Von Kathrin Hondl | 04.12.2012
    Der Eingang zum neuen Louvre liegt direkt gegenüber von "Pot à Tabac" - einem typisch französischen Café mit Zigarettenverkauf, Tresen und ein paar simplen Tischen und Stühlen. Durch die Fenster geht der Blick auf den lang gestreckten, schlichten Museumsneubau: Einstöckige, ineinander verschränkte Rechtecke, kaum höher als die roten Backstein-Häuser der Arbeitersiedlungen in der Umgebung. Die Fassade aus Glas und Aluminum schimmert leicht vor dem grauen nordfranzösischen Himmel. Elegant sieht es aus, das neue Museum, das auf dem Gelände einer still gelegten Kohlenzeche entstanden ist und sich sehr taktvoll in die ehemalige Industrielandschaft einfügt. Barbesitzer Gaétan ist begeistert:

    "Das ist sehr, sehr gut für die Region, eine sehr gute Entwicklung. Eine kulturelle Entwicklung, die uns hoffentlich auch finanziell voranbringen wird! Das Image unserer Region wird sich verändern."

    Dezentralisierung heißt im zentralistisch organisierten Frankreich das Zauberwort, das den reichen Louvre ins arme Lens brachte. Und noch ein magisches Wort, ein fast schon vergessen geglaubtes Ideal, erlebte seine feierliche Renaissance in der Rede, mit der François Hollande am Mittag den neuen Louvre in Lens eröffnete: Kultur für alle:

    "Und noch etwas bedeutet die Museumseröffnung in den Zeiten der Krise: Vertrauen in die Zukunft."

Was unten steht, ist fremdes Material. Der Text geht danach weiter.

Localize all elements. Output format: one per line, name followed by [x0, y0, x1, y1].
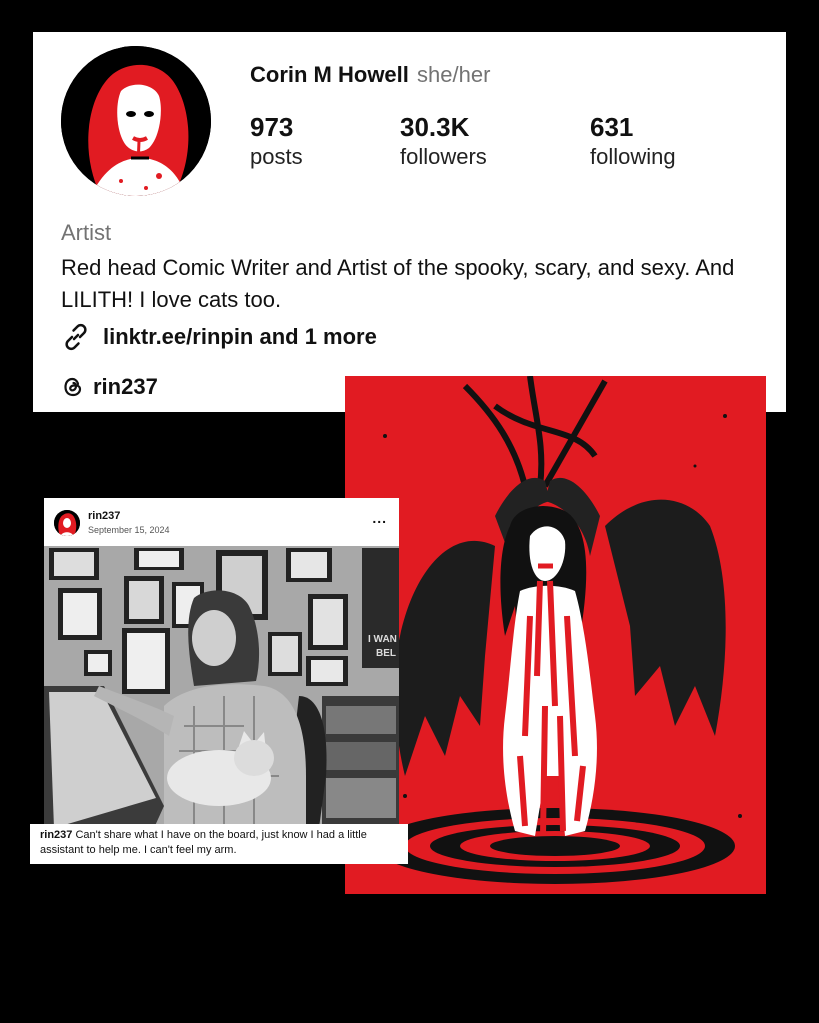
threads-badge[interactable]: rin237: [61, 374, 158, 400]
lilith-artwork: [345, 376, 766, 894]
stat-following[interactable]: 631 following: [590, 112, 676, 172]
poster-text-1: I WAN: [368, 634, 397, 645]
threads-handle: rin237: [93, 374, 158, 399]
stat-followers-label: followers: [400, 144, 487, 169]
stat-posts[interactable]: 973 posts: [250, 112, 303, 172]
profile-pronouns: she/her: [417, 62, 491, 87]
caption-username[interactable]: rin237: [40, 829, 72, 841]
stat-following-label: following: [590, 144, 676, 169]
stat-followers[interactable]: 30.3K followers: [400, 112, 487, 172]
post-date: September 15, 2024: [88, 525, 170, 535]
caption-text: Can't share what I have on the board, ju…: [40, 829, 367, 856]
profile-category: Artist: [61, 220, 112, 245]
stat-posts-count: 973: [250, 112, 294, 142]
threads-icon: [64, 377, 82, 397]
post-caption: rin237 Can't share what I have on the bo…: [30, 824, 408, 864]
post-photo: I WAN BEL: [44, 546, 399, 828]
stat-following-count: 631: [590, 112, 634, 142]
profile-link-text: linktr.ee/rinpin and 1 more: [103, 324, 377, 349]
stat-followers-count: 30.3K: [400, 112, 470, 142]
profile-name-row: Corin M Howell she/her: [250, 62, 490, 88]
profile-bio: Red head Comic Writer and Artist of the …: [61, 255, 735, 312]
post-username[interactable]: rin237: [88, 510, 120, 522]
instagram-post[interactable]: rin237 September 15, 2024 ... I WAN BEL: [44, 498, 399, 828]
profile-link[interactable]: linktr.ee/rinpin and 1 more: [61, 322, 377, 352]
post-avatar[interactable]: [54, 510, 80, 536]
stat-posts-label: posts: [250, 144, 303, 169]
profile-name: Corin M Howell: [250, 62, 409, 87]
profile-header: Corin M Howell she/her 973 posts 30.3K f…: [33, 32, 786, 412]
poster-text-2: BEL: [376, 648, 396, 659]
profile-avatar[interactable]: [61, 46, 211, 196]
post-header: rin237 September 15, 2024 ...: [44, 498, 399, 546]
more-options-icon[interactable]: ...: [372, 510, 387, 526]
link-icon: [65, 323, 87, 351]
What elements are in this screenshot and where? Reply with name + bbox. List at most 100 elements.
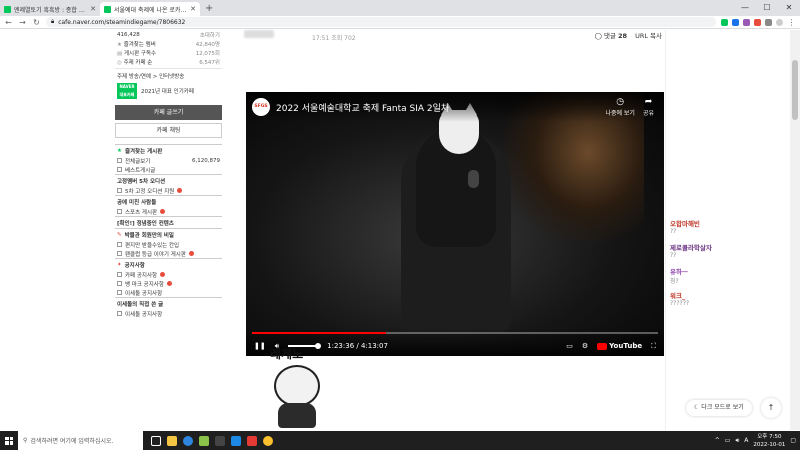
clock[interactable]: 오후 7:50 2022-10-01 — [753, 433, 785, 449]
sticker-image: 레게노 — [262, 345, 332, 430]
watch-later-button[interactable]: ◷ 나중에 보기 — [605, 98, 635, 118]
video-title[interactable]: 2022 서울예술대학교 축제 Fanta SIA 2일차 — [276, 101, 449, 114]
write-post-button[interactable]: 카페 글쓰기 — [115, 105, 222, 120]
board-icon — [117, 272, 122, 277]
browser-tab-2[interactable]: 서울예대 축제에 나온 로카 : 종… ✕ — [100, 2, 200, 16]
seek-bar[interactable] — [252, 332, 658, 334]
app-icon[interactable] — [247, 435, 257, 446]
browser-tab-1[interactable]: 엔제열토기 흑흑방 : 종합 게시판 ✕ — [0, 2, 100, 16]
invite-link[interactable]: 초대하기 — [200, 31, 220, 39]
fullscreen-icon[interactable]: ⛶ — [651, 342, 656, 351]
chevron-up-icon[interactable]: ^ — [715, 437, 720, 444]
url-text: cafe.naver.com/steamindiegame/7806632 — [58, 18, 186, 26]
stat-value: 42,840명 — [195, 41, 220, 48]
section-written[interactable]: 이세돌의 직접 쓴 글 — [115, 297, 222, 309]
task-view-icon[interactable] — [151, 435, 161, 446]
close-window-button[interactable]: ✕ — [778, 0, 800, 16]
board-icon — [117, 167, 122, 172]
chat-username[interactable]: 유하ㅡ — [670, 266, 688, 276]
maximize-button[interactable]: ☐ — [756, 0, 778, 16]
naver-cafe-icon — [104, 5, 111, 13]
youtube-label: YouTube — [609, 342, 643, 350]
vscode-icon[interactable] — [231, 435, 241, 446]
settings-gear-icon[interactable]: ⚙ — [582, 342, 588, 350]
youtube-player[interactable]: SFGS 2022 서울예술대학교 축제 Fanta SIA 2일차 ◷ 나중에… — [246, 92, 664, 356]
board-item-all[interactable]: 전체글보기 6,120,879 — [115, 156, 222, 165]
dark-mode-button[interactable]: ☾ 다크 모드로 보기 — [686, 400, 752, 416]
channel-logo[interactable]: SFGS — [252, 98, 270, 116]
speaker-icon[interactable]: 🔊︎ — [735, 437, 739, 445]
section-notice[interactable]: ✦ 공지사항 — [115, 258, 222, 270]
dark-mode-label: 다크 모드로 보기 — [701, 404, 744, 411]
board-label: 이세돌 공지사항 — [125, 311, 163, 318]
promo-banner[interactable]: NAVER 대표카페 2021년 대표 인기카페 — [115, 80, 222, 102]
extension-icon[interactable] — [732, 18, 739, 26]
extension-icon[interactable] — [754, 18, 761, 26]
share-button[interactable]: ➦ 공유 — [643, 98, 654, 118]
cafe-chat-button[interactable]: 카페 채팅 — [115, 123, 222, 138]
page-scrollbar[interactable] — [790, 30, 800, 430]
new-badge — [188, 251, 194, 256]
chat-username[interactable]: 워크_ — [670, 290, 689, 300]
board-item[interactable]: 카페 공지사항 — [115, 270, 222, 279]
board-item[interactable]: 스포츠 게시판 — [115, 207, 222, 216]
chat-username[interactable]: 제로콜라학살자 — [670, 242, 712, 252]
notification-icon[interactable]: ▢ — [790, 437, 796, 444]
url-copy-button[interactable]: URL 복사 — [635, 30, 662, 40]
section-secret[interactable]: ✎ 박물관 회원만의 비밀 — [115, 228, 222, 240]
board-item[interactable]: 이세돌 공지사항 — [115, 309, 222, 318]
scroll-top-button[interactable]: ↑ — [761, 398, 781, 418]
input-language[interactable]: A — [744, 437, 748, 444]
chat-text: 칭? — [670, 278, 679, 285]
close-icon[interactable]: ✕ — [190, 5, 196, 13]
board-icon — [117, 188, 122, 193]
board-item[interactable]: 이세돌 공지사항 — [115, 288, 222, 297]
network-icon[interactable]: ▭ — [725, 437, 731, 444]
start-button[interactable] — [0, 431, 18, 450]
chrome-icon[interactable] — [263, 435, 273, 446]
puzzle-icon[interactable] — [765, 18, 772, 26]
url-bar[interactable]: 🔒︎ cafe.naver.com/steamindiegame/7806632 — [46, 17, 716, 27]
chat-message: 유하ㅡ 칭? — [670, 266, 688, 285]
megaphone-icon: ✦ — [117, 261, 122, 268]
section-sports[interactable]: 공에 미친 사람들 — [115, 195, 222, 207]
board-item[interactable]: 편지만 받을수있는 칸입 — [115, 240, 222, 249]
comment-icon: ◯ — [594, 32, 604, 40]
edge-icon[interactable] — [183, 435, 193, 446]
menu-icon[interactable]: ⋮ — [787, 18, 796, 27]
board-icon — [117, 158, 122, 163]
extension-icon[interactable] — [721, 18, 728, 26]
minimize-button[interactable]: — — [734, 0, 756, 16]
extension-icon[interactable] — [743, 18, 750, 26]
app-icon[interactable] — [215, 435, 225, 446]
section-favorite-boards[interactable]: ★ 즐겨찾는 게시판 — [115, 144, 222, 156]
comments-link[interactable]: ◯ 댓글 28 — [595, 30, 627, 40]
new-badge — [160, 272, 166, 277]
author-name — [244, 30, 274, 38]
reload-icon[interactable]: ↻ — [32, 18, 41, 27]
cafe-topic[interactable]: 주제 방송/연예 > 인터넷방송 — [115, 71, 222, 80]
subtitles-icon[interactable]: ▭ — [566, 342, 573, 350]
section-content[interactable]: [확인!] 정념중인 컨텐츠 — [115, 216, 222, 228]
post-meta: 17:51 조회 702 — [312, 35, 356, 42]
chat-panel: 오합마해빈 ?? 제로콜라학살자 ?? 유하ㅡ 칭? 워크_ ?????? ☾ … — [665, 30, 790, 430]
seek-progress — [252, 332, 386, 334]
new-tab-button[interactable]: + — [200, 2, 218, 16]
board-item[interactable]: 뱅 마크 공지사항 — [115, 279, 222, 288]
board-item[interactable]: 팬클럽 등급 이야기 게시판 — [115, 249, 222, 258]
youtube-play-icon — [597, 342, 608, 350]
board-item[interactable]: 5차 고정 오디션 지원 — [115, 186, 222, 195]
close-icon[interactable]: ✕ — [90, 5, 96, 13]
profile-avatar[interactable] — [776, 18, 783, 26]
taskbar-search[interactable]: ⚲ 검색하려면 여기에 입력하십시오. — [18, 431, 143, 450]
forward-icon[interactable]: → — [18, 18, 27, 27]
chat-username[interactable]: 오합마해빈 — [670, 218, 700, 228]
board-item-best[interactable]: 베스트게시글 — [115, 165, 222, 174]
section-audition[interactable]: 고정멤버 5차 오디션 — [115, 174, 222, 186]
board-icon — [117, 242, 122, 247]
file-explorer-icon[interactable] — [167, 435, 177, 446]
back-icon[interactable]: ← — [4, 18, 13, 27]
youtube-logo[interactable]: YouTube — [597, 342, 642, 350]
minecraft-icon[interactable] — [199, 435, 209, 446]
scroll-thumb[interactable] — [792, 60, 798, 120]
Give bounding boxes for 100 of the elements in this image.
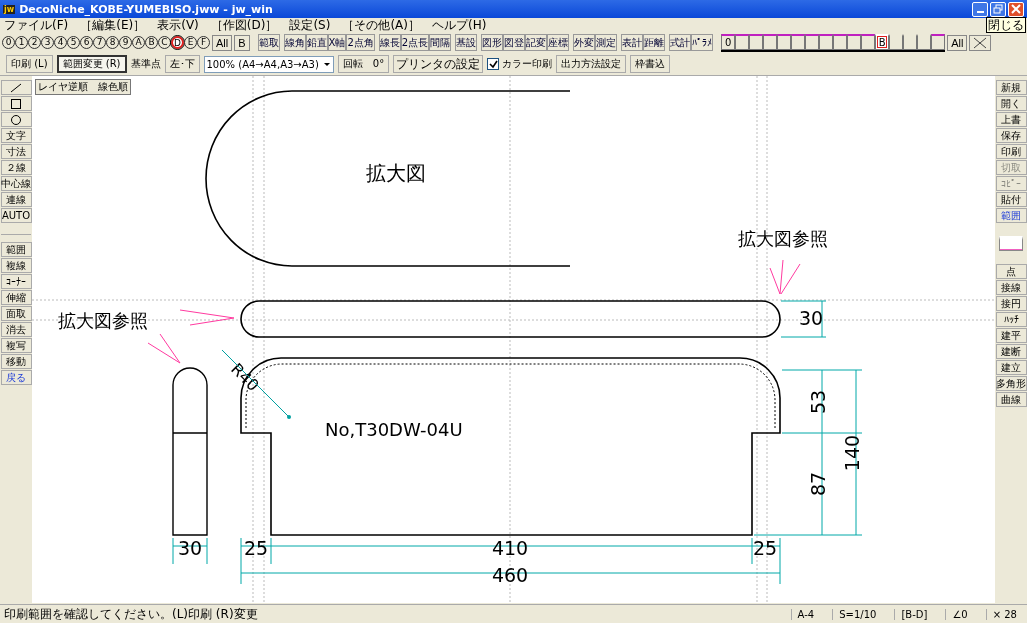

    Programmatischer Mittelpunkt des neuen Museums ist eine 3000 Quadratmeter große Halle, die "Grande Galerie". Für die kommenden fünf Jahre ist hier eine Ausstellung zu sehen, wie sie im altehrwürdigen Pariser Louvre unvorstellbar wäre.

    Versammelt sind mehr als 200 Kunstwerke aller Art - Malerei, Skulpturen, archäologische Fundstücke aus allen Epochen vom 4. Jahrtausend vor Christus bis in die Mitte des 19. Jahrhunderts: Da geht es von einem ägyptischen Grabstein zu einer babylonischen Porträtbüste des Königs Hammurabi, von dort dann ebenso barrierefrei weiter ins Mittelalter zu gotischer Malerei oder Marmorsäulen einer französischen Kirche, und schließlich, vorbei an Kunst der Renaissance und des Barock zum finalen Bild der Ausstellung: Delacroixs monumentalem Gemälde "Die Freiheit führt das Volk".

    Der gewagte Mix aus Epochen, Genres und Stilrichtungen ist ein absolutes Kontrastprogramm zum enzyklopädisch organisierten Pariser Stammhaus, wo die Kunstwerke in klar definierten Abteilungen ihren festen Platz haben. Lens ist ein Experimentierfeld, sagt Louvre-Präsident Henri Loyrette:

    "Im Pariser Louvre-Palais fehlte das: Ein Gebäude, in dem man innovativ sein kann. Hier können wir einen anderen Blick auf unsere Sammlung bieten."

    Und Vincent Pomarède, Leiter des Gemälde-Départements im Pariser Louvre ergänzt:

    "Wer in Paris Malerei des 17. Jahrhunderts sehen will, muss in drei verschiedene Gebäudeflügel gehen: Flämische und Holländische Malerei gibt's im Richelieu-Flügel, die französische im Sully-Flügel, die italienische im Denon-Flügel. Hier haben wir in ein und demselben Raum Georges de la Tour, Rembrandt, Domenico Fetti, außerdem Skulpturen."

    Aber eben auch 200 weitere Werke aus allen Epochen. Es wäre nicht fair, den experimentierfreudigen Louvre-Konservatoren Oberflächlichkeit zu unterstellen, sie haben sorgfältig ausgewählt und auch mit prominenten Meisterwerken nicht gegeizt. So ist zum Beispiel auch das berühmte Porträt des Baldassare Castiglione von Raphael in Lens zu sehen. Aber die übergangslose Zeitreise durch 5000 Jahre Kunstgeschichte ist ein sehr rasantes Konzentrat, das die Konzentration auf einzelne Werke nicht gerade erleichtert. Ganz anders ist das in der parallel gezeigten Sonderausstellung zur Kunst der Renaissance, einer klassisch thematisch organisierten Schau in mehreren Räumen – das ist weniger spektakulär als die Grande Galerie, aber man sieht letztlich mehr. Dort hängt jetzt auch, frisch restauriert, "Sainte Anne" oder "Anna selbdritt" – das wahrscheinlich zweitprominenteste Frauenbildnis von Leonardo da Vinci. Wer das berühmteste sehen will, wird in Lens allerdings nicht fündig. Die Mona Lisa gibt's auch in Zukunft nur in Paris.